Klinger isn’t convinced a new parcel tax is needed. “I know Sean believes that. I’m not entirely sure there isn’t money within the district. Look what happened in Oakland, Dublin, and Fremont when those districts were pressed. After teachers went on strike, they found the money for raises. I do know that teachers don’t want to go knocking on doors asking people for a raise. The new superintendent will have to face the issue. It’s salaries,” she said.
McPhetridge called the growing expense for special education in AUSD’s budget one that is out of control. Likewise, he said the return of full funding to the Local Control Funding Formula to pre-2008 levels and increased and unfunded mandates from the state for school districts’ Public Employees Retirement System and State Teachers Retirement System contributions place too much strain on AUSD.

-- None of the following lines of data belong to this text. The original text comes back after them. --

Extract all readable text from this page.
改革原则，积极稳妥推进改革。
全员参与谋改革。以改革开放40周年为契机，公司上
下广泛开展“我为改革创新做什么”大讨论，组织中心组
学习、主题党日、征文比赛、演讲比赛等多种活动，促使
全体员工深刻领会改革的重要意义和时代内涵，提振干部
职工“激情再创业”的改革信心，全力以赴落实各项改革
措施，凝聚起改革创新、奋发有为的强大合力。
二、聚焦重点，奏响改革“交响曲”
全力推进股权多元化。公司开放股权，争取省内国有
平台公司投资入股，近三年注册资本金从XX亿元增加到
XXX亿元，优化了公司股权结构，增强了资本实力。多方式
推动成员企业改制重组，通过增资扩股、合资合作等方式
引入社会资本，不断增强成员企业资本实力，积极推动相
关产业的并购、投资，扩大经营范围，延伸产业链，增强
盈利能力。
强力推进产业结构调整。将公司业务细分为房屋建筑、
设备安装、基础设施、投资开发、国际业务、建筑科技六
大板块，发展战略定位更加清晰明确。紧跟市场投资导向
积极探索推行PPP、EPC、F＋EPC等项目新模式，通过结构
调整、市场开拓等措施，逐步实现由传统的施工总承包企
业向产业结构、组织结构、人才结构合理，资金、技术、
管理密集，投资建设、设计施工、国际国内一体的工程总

McPhetridge said during his tenure he has had supporters and critics, as will any superintendent. “You have to have a thick skin and an open heart to do the job,” he said. “What I love about Alameda is people speak their truth to power. In some ways, you have a very activist, engaged populous here. I think we have to work on more community engagement.”
As his tenure comes to an end this month, McPhetridge is applying for other superintendent positions in the Bay Area. The school board began the search for a replacement in March with the help of Leadership Associates. It also held public meetings and posted an online survey on the district’s website about the search. Applications were due in April. The board planned to conduct interviews in May and appoint a new superintendent in June in time to start the job Aug. 1.